Y a propósito de mascota, a comienzos de este año de 2014 alguien ofreció regalarnos un perrito. Recién nacido, se veía amoroso. Y pequeñito. Lo quisimos a primera vista y nos lo llevamos. Con el paso del tiempo, la supuesta mascota creció quedando en evidencia que no era una mascota sino una mascotota, una especie de mastín que juega, que brinca, que ladra y que muerde y que si uno se descuida, desbarata todo lo que encuentra a su paso. Una noche en que estábamos orando después de haber leído la Escritura, comenzó a hacer un ruido infernal. Nunca se había comportado así. Parecía empeñado en interrumpirnos. ¡Y vaya que lo logró! En medio de la oración, hicimos un paréntesis y le dijimos a Dios que por favor controlara a ese animal. Fue algo instantáneo. Enmudeció y se durmió plácidamente. Entonces seguimos con la oración. ¡Milagrito! En medio de la noche y en una calle solitaria, su auto se descompone. Ni negocios ni gasolinera cerca. La conductora ora. Y de pronto, las luces de otro vehículo se acercan. Es lo que en Miami se les llama un
Road Ranger; un vehículo que ayuda a los conductores en el camino. «Señora, ¿tiene problemas con su auto? Alguien me llamó por radio para decirme que…» La señora rompe a llorar. Lo único que le puede decir entre sollozos es: «¡Dios fue quien lo llamó!» ¡Milagrito! (Como esto se escribe en la era de los celulares, la señora carecía de este aparatito factotum.)
En estos días recibimos noticias de una persona que ha venido soportando una larga serie de sesiones de quimioterapia. Su esposo dice: «Creemos en la medicina moderna, pero nuestra fe se basa en la voluntad de Dios que siempre obra lo mejor para nosotros». Y vemos la foto y la encontramos muy recuperada. ¡Milagro! En la lectura de anoche de nuestro devocionario
Jesús te llama, nos encontramos con esto: «Abre tus manos y tu corazón para recibir este día como un regalo precioso de Mi parte. Yo comienzo cada día con un amanecer anunciando Mi Presencia radiante. Para cuando tú te estás levantando, ya Yo he preparado el día por el cual transitarás». ¿Milagrito o milagrote?

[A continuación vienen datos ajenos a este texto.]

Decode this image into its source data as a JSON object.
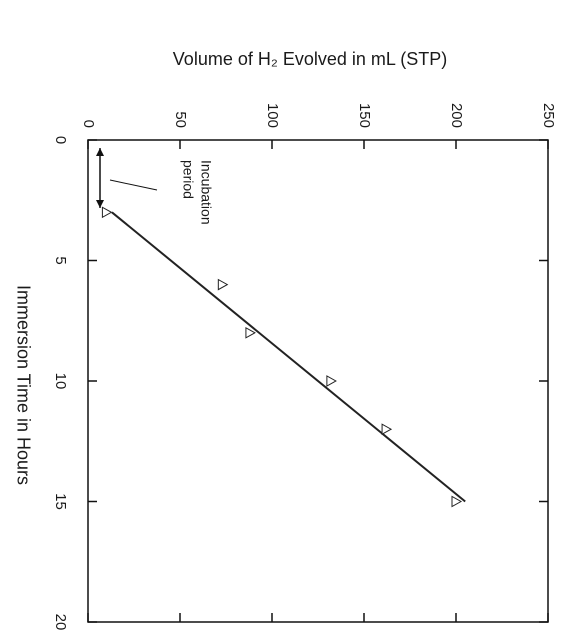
{
  "chart_data": {
    "type": "scatter",
    "x_label": "Immersion Time in Hours",
    "y_label": "Volume of H₂ Evolved in mL (STP)",
    "x": [
      3,
      6,
      8,
      10,
      12,
      15
    ],
    "values": [
      10,
      73,
      88,
      132,
      162,
      200
    ],
    "fit": {
      "x": [
        3,
        15
      ],
      "values": [
        13,
        205
      ]
    },
    "xlim": [
      0,
      20
    ],
    "xticks": [
      0,
      5,
      10,
      15,
      20
    ],
    "ylim": [
      0,
      250
    ],
    "yticks": [
      0,
      50,
      100,
      150,
      200,
      250
    ],
    "annotation": [
      "Incubation",
      "period"
    ],
    "color": "#222222"
  }
}
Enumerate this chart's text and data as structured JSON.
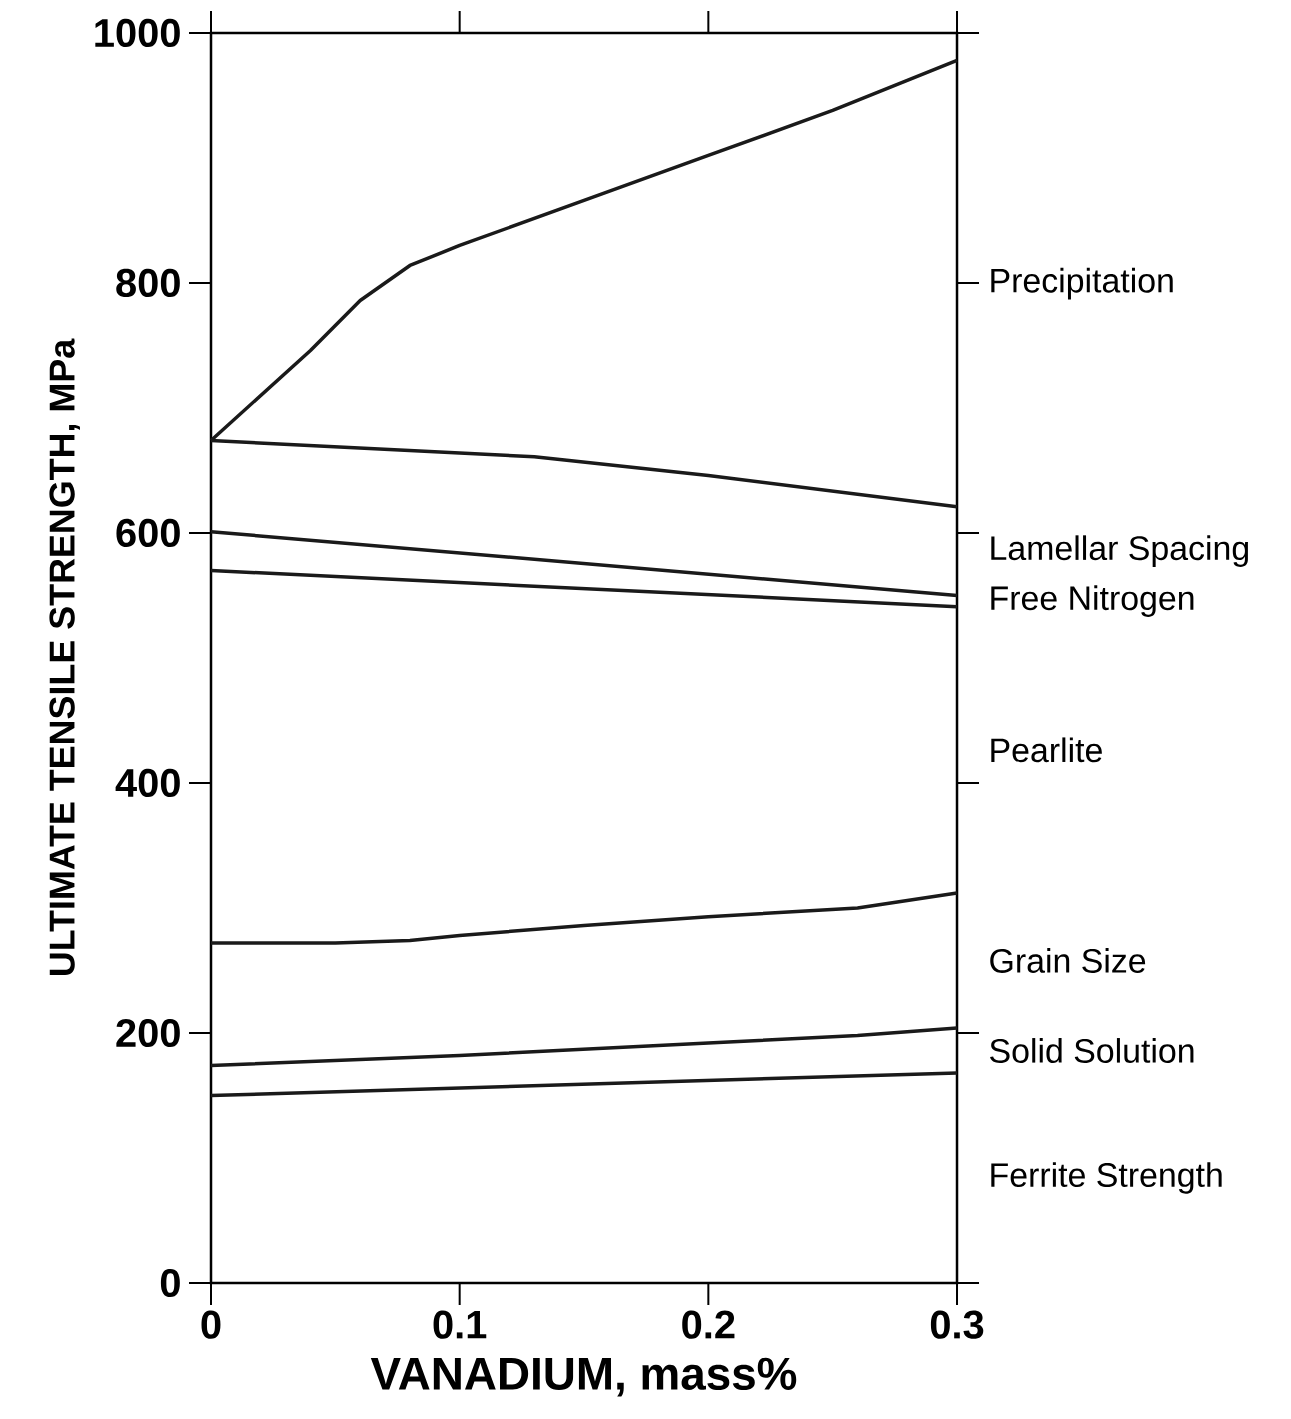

Cada amanecer es un milagro, cada salida del sol es un milagro, cada tanda de sueño y cada despertar nuestro, cada flor con sus colores y sus aromas, son un milagro; cada vuelta que da la sangre por nuestro cuerpo es un milagro; cada latido del corazón es un milagro. Milagro, milagrito, milagrote. No importa. La vida está hecha de milagros, no producto de la casualidad, sino salidos —en una línea que jamás se interrumpe— de la mano poderosa y amable del Dios que hizo los cielos y la tierra.
Sensibilidad para reconocer las maravillas –grandes o pequeñas—que hace Dios a nuestro alrededor y a nuestro favor es el nombre del juego.